Let $\mathsf{MonCat}_{\mathrm{lax}}$ (resp. $\mathsf{MonCat}_{\mathrm{oplax}}$) be the categories of (say small) not necessarily strict monoidal categories and lax (resp. oplax) monoidal functors. Let $\mathsf{Cat}$ be the category of all small categories. There is an evident forgetful functor $\mathsf{MonCat}_{\mathrm{lax}} \to \mathsf{Cat}$ (resp. $\mathsf{MonCat}_{\mathrm{oplax}} \to \mathsf{Cat}$).
My question: does this functor have a left adjoint?
(I know from Ross-Street's Braided tensor categories that the corresponding forgetful functor from the category of not necessarily strict monoidal categories but with strict monoidal functors to $\mathsf{Cat}$ has a left adjoint.
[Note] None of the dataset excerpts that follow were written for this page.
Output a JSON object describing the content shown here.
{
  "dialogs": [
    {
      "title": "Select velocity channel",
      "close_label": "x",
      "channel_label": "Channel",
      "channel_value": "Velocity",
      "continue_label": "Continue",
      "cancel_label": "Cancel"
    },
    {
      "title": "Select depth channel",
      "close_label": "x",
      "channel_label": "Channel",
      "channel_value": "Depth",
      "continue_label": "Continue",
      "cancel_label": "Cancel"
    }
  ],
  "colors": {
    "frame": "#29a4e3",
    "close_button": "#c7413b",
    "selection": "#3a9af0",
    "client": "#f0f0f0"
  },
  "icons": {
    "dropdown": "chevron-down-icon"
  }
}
And I wonder if this is still true with lax (or oplax) monoidal functors.)
Thanks in advance.
When you work with lax, oplax or strong monoidal functors, you want to work with bicategorical adjunctions (there will be no $1$-categorical adjoint for sure). The bijection on the Hom sets is thus replaced by an equivalence of categories.
For example, the bicategorical left adjoint of the forgetful functor $\mathsf{MonCat}_{\mathsf{strong}} \to \mathsf{Cat}$ maps a category $\mathcal{C}$ to the monoidal category $M(\mathcal{C})$ of sequences $(X_1,\dotsc,X_n)$ of objects in $\mathcal{C}$ with the obvious (in fact, strict) monoidal structure. If $(\mathcal{D},\otimes)$ is a monoidal category, then the restriction map $$\mathrm{StrongMonFun}(M(\mathcal{C}),(\mathcal{D},\otimes)) \longrightarrow \mathrm{Fun}(\mathcal{C},\mathcal{D})$$ is an equivalence of categories, not an isomorphism of categories (or sets).
It turns out there is no bicategorical left adjoint for $\mathsf{MonCat}_{\mathsf{lax}}$. Otherwise, the image of the left adjoint at the empty category would yield a bicategorical initial object in $\mathsf{MonCat}_{\mathsf{lax}}$. This is a monoidal category $\mathcal{M}$ such that for every monoidal category $\mathcal{C}$ there is an equivalence of categories $$\mathrm{LaxMonFun}(\mathcal{M},\mathcal{C}) \simeq \star.$$ In other words, there is a lax monoidal functor $\mathcal{M} \to \mathcal{C}$, every other is isomorphic to it, and it has only trivial monoidal endomorphisms.
But now consider the special case $\mathcal{C} = \mathcal{M}$ and the identity $\mathrm{id} : \mathcal{M} \to \mathcal{M}$ as well as the trivial lax monoidal functor $1 : \mathcal{M} \to \mathcal{M}$ which, as a functor, is the constant functor at the unit object $1$, and the lax monoidal structure consists of the evident morphisms $1 \to 1$, $1 \otimes 1 \to 1$. By assumption, we have $\mathrm{id} \cong 1$. By unpacking the definition of an isomorphism of lax monoidal functors, this implies that $\mathcal{M}$ is (as a monoidal category) equivalent to the terminal monoidal category $\{1\}$ which has just one object, one morphism, and the trivial strict monoidal structure.
However, we have an isomorphism of categories $$\mathrm{LaxMonFun}(\{1\},\mathcal{C}) \cong \mathrm{Mon}(\mathcal{C}),$$ where $\mathrm{Mon}(\mathcal{C})$ denotes the category of monoids internal to $\mathcal{C}$. So we get $$\mathrm{Mon}(\mathcal{C}) \simeq \star$$ for all monoidal categories $\mathcal{C}$, which is clearly absurd.
For $\mathsf{MonCat}_{\mathsf{oplax}}$ a similar argument works. If there was a bicategorical initial object, it must be $ \{1\}$ again, which together with $$\mathrm{OplaxMonFun}(\{1\},\mathcal{C}) \cong \mathrm{CoMon}(\mathcal{C})$$ yields a contradiction.
Since there is no bicategorical initial object, there is a fortiori no initial object in the $1$-categorical sense.